Si tratta pur sempre di un passo avanti, per quanto misero: è infatti la prima volta, dall’inizio delle persecuzioni, che l’esercito ammette una propria colpa. Ciò che resta da chiarire è però se, oltre alla vita di dieci persone, il Myanmar saprà prima o poi accollarsi la responsabilità della pulizia etnica avvenuta nella regione del Rakhine.

È la stampa, bellezza

Finita la prima battaglia legale a favore dei Rohingya, resta però un altro caso da affrontare: l’incarcerazione, avvenuta il 12 dicembre, dei due giornalisti che hanno svelato il massacro effettuato dall’esercito. Wa Lone e Kyaw Soe Oo sono infatti stati arrestati con l’accusa di aver ottenuto in modo illecito informazioni private dello stato del Myanmar.

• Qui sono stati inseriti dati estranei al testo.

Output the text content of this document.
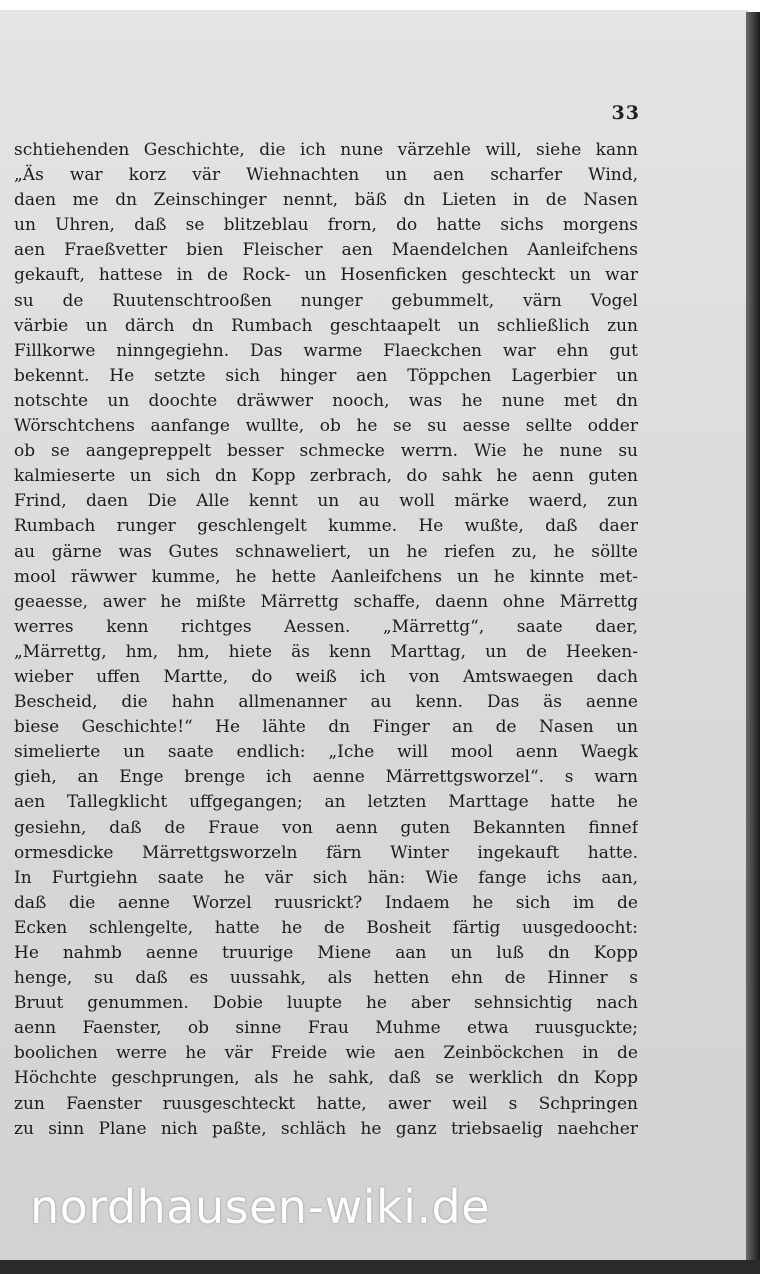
33
schtiehenden Geschichte, die ich nune värzehle will, siehe kann
„Äs war korz vär Wiehnachten un aen scharfer Wind,
daen me dn Zeinschinger nennt, bäß dn Lieten in de Nasen
un Uhren, daß se blitzeblau frorn, do hatte sichs morgens
aen Fraeßvetter bien Fleischer aen Maendelchen Aanleifchens
gekauft, hattese in de Rock- un Hosenficken geschteckt un war
su de Ruutenschtrooßen nunger gebummelt, värn Vogel
värbie un därch dn Rumbach geschtaapelt un schließlich zun
Fillkorwe ninngegiehn. Das warme Flaeckchen war ehn gut
bekennt. He setzte sich hinger aen Töppchen Lagerbier un
notschte un doochte dräwwer nooch, was he nune met dn
Wörschtchens aanfange wullte, ob he se su aesse sellte odder
ob se aangepreppelt besser schmecke werrn. Wie he nune su
kalmieserte un sich dn Kopp zerbrach, do sahk he aenn guten
Frind, daen Die Alle kennt un au woll märke waerd, zun
Rumbach runger geschlengelt kumme. He wußte, daß daer
au gärne was Gutes schnaweliert, un he riefen zu, he söllte
mool räwwer kumme, he hette Aanleifchens un he kinnte met-
geaesse, awer he mißte Märrettg schaffe, daenn ohne Märrettg
werres kenn richtges Aessen. „Märrettg“, saate daer,
„Märrettg, hm, hm, hiete äs kenn Marttag, un de Heeken-
wieber uffen Martte, do weiß ich von Amtswaegen dach
Bescheid, die hahn allmenanner au kenn. Das äs aenne
biese Geschichte!“ He lähte dn Finger an de Nasen un
simelierte un saate endlich: „Iche will mool aenn Waegk
gieh, an Enge brenge ich aenne Märrettgsworzel“. s warn
aen Tallegklicht uffgegangen; an letzten Marttage hatte he
gesiehn, daß de Fraue von aenn guten Bekannten finnef
ormesdicke Märrettgsworzeln färn Winter ingekauft hatte.
In Furtgiehn saate he vär sich hän: Wie fange ichs aan,
daß die aenne Worzel ruusrickt? Indaem he sich im de
Ecken schlengelte, hatte he de Bosheit färtig uusgedoocht:
He nahmb aenne truurige Miene aan un luß dn Kopp
henge, su daß es uussahk, als hetten ehn de Hinner s
Bruut genummen. Dobie luupte he aber sehnsichtig nach
aenn Faenster, ob sinne Frau Muhme etwa ruusguckte;
boolichen werre he vär Freide wie aen Zeinböckchen in de
Höchchte geschprungen, als he sahk, daß se werklich dn Kopp
zun Faenster ruusgeschteckt hatte, awer weil s Schpringen
zu sinn Plane nich paßte, schläch he ganz triebsaelig naehcher
nordhausen-wiki.de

Attualmente i due giornalisti aspettano il processo, consumando le giornate in carcere, ciò dopo che una mozione per far cadere i loro capi d’accusa è stata respinta dal tribunale, viste le prove crude e lampanti che hanno fatto sì che i sette soldati venissero arrestati: si tratta di una serie di foto delle dieci vittime, inginocchiate e legate poco prima dell’esecuzione, insieme a una foto del ritrovamento della fossa comune in cui furono successivamente gettate.

Davanti a prove così palesi, lo stato del Myanmar non ha potuto fare altro che attuare la condanna. Resta ancora da considerare se l’incarcerazione dei due coraggiosi giornalisti sia stato un gesto del tutto legale, oppure una semplice ritorsione per aver svelato al mondo le atrocità che avvengono ogni giorno per le loro strade.